2024年のグローバル鉄鋼業界は、複雑な様相を呈している。生産量において、中国の鉄鋼企業は圧倒的な規模の優位性を示している。世界の粗鋼生産量ランキングTOP10のうち、中国企業が6社を占め、特に中国宝武鋼鉄集団は1億3000万トンの生産量で世界1位に君臨している。これは2位のアルセロールミタル(6500万トン)の約2倍に相当する。しかし、利益の面では驚くべきギャップが存在する。中国で最も利益を上げている上場鉄鋼企業4社――宝鋼股份、中信特鋼、南鋼股份、華菱鋼鉄――の2024年の純利益の合計は、日本製鉄1社の利益に遠く及ばない。

具体的なデータを見てみよう。2024年、宝鋼股份の純利益は73.62億元、中信特鋼は51.26億元、南鋼股份は22.61億元、華菱鋼鉄は20.32億元で、合計約167.81億元(人民元)となる。
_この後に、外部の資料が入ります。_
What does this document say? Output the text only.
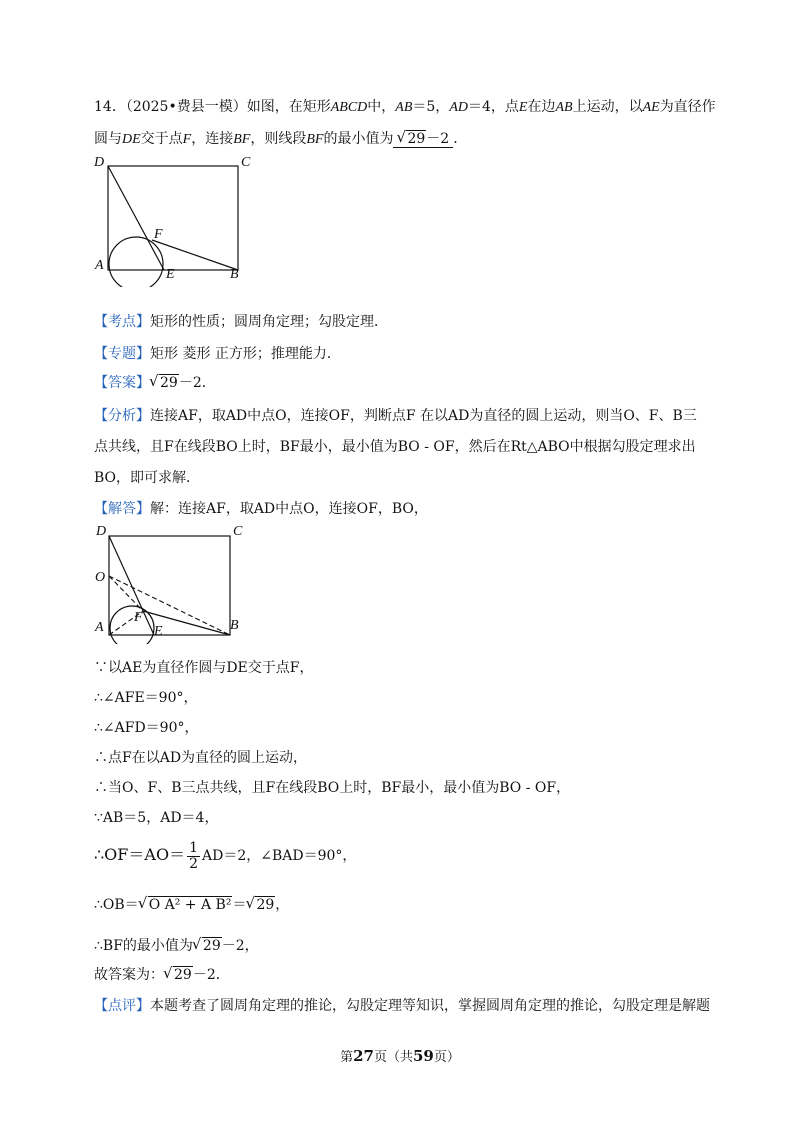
14．（2025•费县一模）如图，在矩形ABCD中，AB＝5，AD＝4，点E在边AB上运动，以AE为直径作
圆与DE交于点F，连接BF，则线段BF的最小值为 √ 29－2 ．
D	C
A
B
E
F
【考点】矩形的性质；圆周角定理；勾股定理．
【专题】矩形 菱形 正方形；推理能力．
【答案】 √ 29－2．
【分析】连接AF，取AD中点O，连接OF，判断点F 在以AD为直径的圆上运动，则当O、F、B三
点共线，且F在线段BO上时，BF最小，最小值为BO - OF，然后在Rt△ABO中根据勾股定理求出
BO，即可求解．
【解答】解：连接AF，取AD中点O，连接OF，BO，
D	C
O
F
A	E	B
∵以AE为直径作圆与DE交于点F，
∴∠AFE＝90°，
∴∠AFD＝90°，
∴点F在以AD为直径的圆上运动，
∴当O、F、B三点共线，且F在线段BO上时，BF最小，最小值为BO - OF，
∵AB＝5，AD＝4，
∴OF＝AO＝ $\frac{1}{2} AD=2$，∠BAD＝90°，
∴OB＝ √ O A² + A B²＝ √ 29，
∴BF的最小值为 √ 29－2，
故答案为： √ 29－2．
【点评】本题考查了圆周角定理的推论，勾股定理等知识，掌握圆周角定理的推论，勾股定理是解题
第27页（共59页）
一方、日本製鉄は2024年12月31日までの会計年度の最初の9カ月間で、純利益が3620.77億円(約180億元)に達し、通年の利益は中国の4社合計を大きく上回る。
日本製鉄の利益が大幅に増加した背景には、一連の改革措置がある。2019年度(2020年3月期)に過去最大の赤字を記録した後、日本製鉄は収益構造の抜本的な見直しに着手した。経営理念の革新として、「従業員の自信の安定」「従業員の意識改革」「企業風土と文化の再構築」という3つの戦略を掲げた。さらに重要なのは、コスト管理と製品イノベーションへの取り組みである。
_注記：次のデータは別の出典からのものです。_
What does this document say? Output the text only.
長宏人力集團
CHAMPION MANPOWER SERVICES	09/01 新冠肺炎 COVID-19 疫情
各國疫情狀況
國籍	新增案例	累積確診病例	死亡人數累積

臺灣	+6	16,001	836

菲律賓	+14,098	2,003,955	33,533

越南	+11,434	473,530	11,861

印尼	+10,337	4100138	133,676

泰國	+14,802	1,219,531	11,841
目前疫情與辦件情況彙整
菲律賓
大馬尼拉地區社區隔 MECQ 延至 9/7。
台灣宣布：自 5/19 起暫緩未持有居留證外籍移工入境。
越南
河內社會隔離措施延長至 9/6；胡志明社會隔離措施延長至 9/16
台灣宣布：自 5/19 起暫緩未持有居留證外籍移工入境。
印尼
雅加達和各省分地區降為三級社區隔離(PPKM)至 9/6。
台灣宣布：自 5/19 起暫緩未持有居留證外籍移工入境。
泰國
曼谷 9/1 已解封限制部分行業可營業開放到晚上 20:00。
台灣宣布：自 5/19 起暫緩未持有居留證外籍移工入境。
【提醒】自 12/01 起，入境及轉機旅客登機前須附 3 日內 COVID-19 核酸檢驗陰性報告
コスト管理と生産の最適化に関しては、長年にわたり積極的な施策を展開してきた。例えば、米国鉄鋼会社を買収した際の対応が挙げられる。米国鉄鋼は長年、稼働率の低さ(約70%)や変動費の高さといった問題を抱え、市場競争力が著しく不足していた。買収初期から、日本製鉄は40人の技術者を米国に派遣し、生産方法の未熟さや歩留まりの低さといった課題に取り組んだ。生産プロセスの段階的な改善、設備体系や物流システムの継続的な最適化を通じて、変動費の削減に成功し、生産効率と製品品質を大幅に向上させた。
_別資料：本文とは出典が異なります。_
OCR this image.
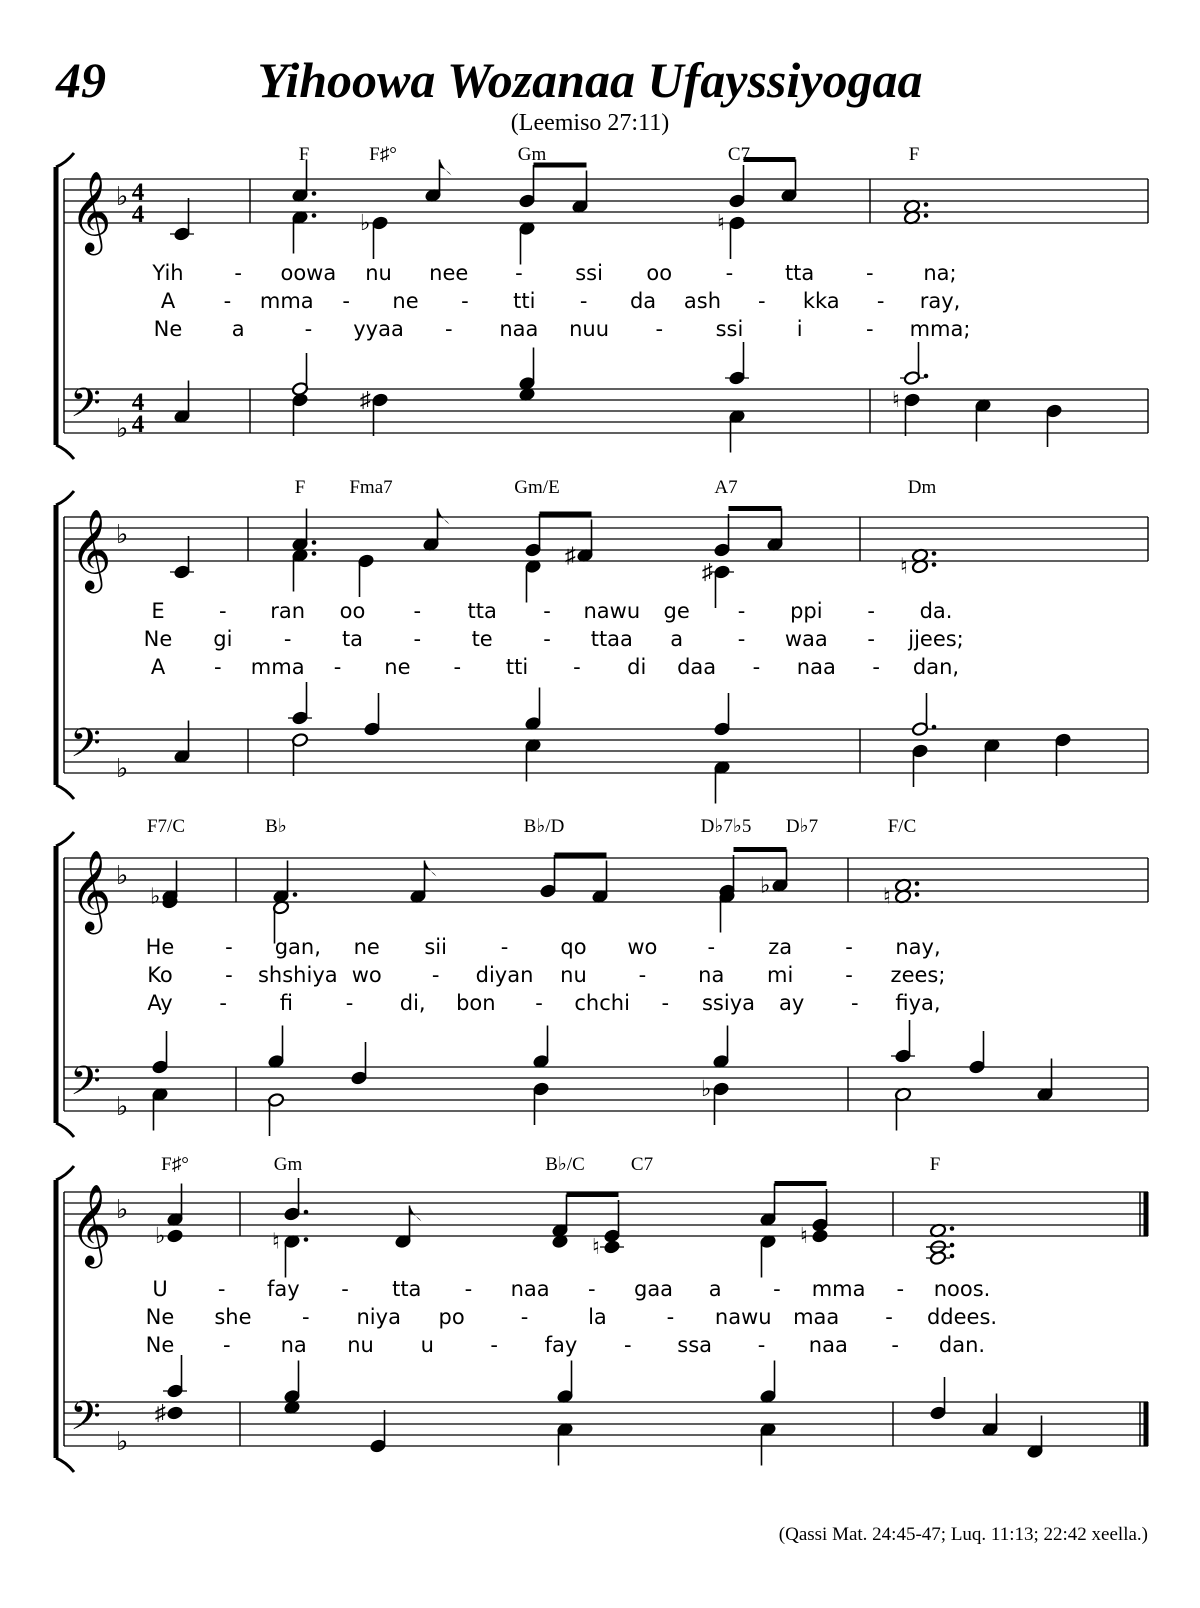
49	Yihoowa Wozanaa Ufayssiyogaa
(Leemiso 27:11)
(Qassi Mat. 24:45-47; Luq. 11:13; 22:42 xeella.)
𝄞
𝄢
♭
♭
4
4
4
4
F	F♯°	Gm	C7	F
♭	♮
♯	♮
Yih - oowa nu nee -	ssi oo	- tta - na;
A - mma - ne - tti - da ash - kka - ray,
Ne a	- yyaa - naa nuu -	ssi	i	- mma;
𝄞
𝄢
♭
♭
F Fma7	Gm/E	A7	Dm
♯
♯	♮
E	- ran oo - tta - nawu ge - ppi - da.
Ne gi - ta - te - ttaa a	- waa - jjees;
A - mma - ne - tti - di daa - naa - dan,
𝄞
𝄢
♭
♭
F7/C	B♭	B♭/D	D♭7♭5 D♭7	F/C
♭	♭	♮
♭
He - gan, ne sii	- qo wo -	za	- nay,
Ko - shshiya wo - diyan nu - na mi - zees;
Ay -	fi	- di, bon - chchi - ssiya ay - fiya,
𝄞
𝄢
♭
♭
F♯°	Gm	B♭/C C7	F
♭	♮	♮	♮
♯
U - fay - tta - naa - gaa a - mma - noos.
Ne she - niya po	-	la	- nawu maa - ddees.
Ne - na nu u	- fay - ssa - naa - dan.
製品構造の調整においても、日本製鉄は優れた先見性を見せている。この分野での長年の積極的な取り組みが顕著な成果を上げている。例えば、高付加価値製品の開発や新市場への展開を通じて、競争力をさらに強化している。
このように、中国鉄鋼企業は生産量で圧倒的な地位を築いているものの、利益面では日本製鉄の戦略的な改革と技術革新に大きく水をあけられている。今後、中国企業が利益率の向上を図るためには、コスト管理の強化や製品の差別化、さらには企業文化の変革といった日本製鉄の成功事例に学ぶ必要があるだろう。グローバル鉄鋼業界の競争がますます激化する中、持続可能な成長を実現するための新たな戦略が求められている。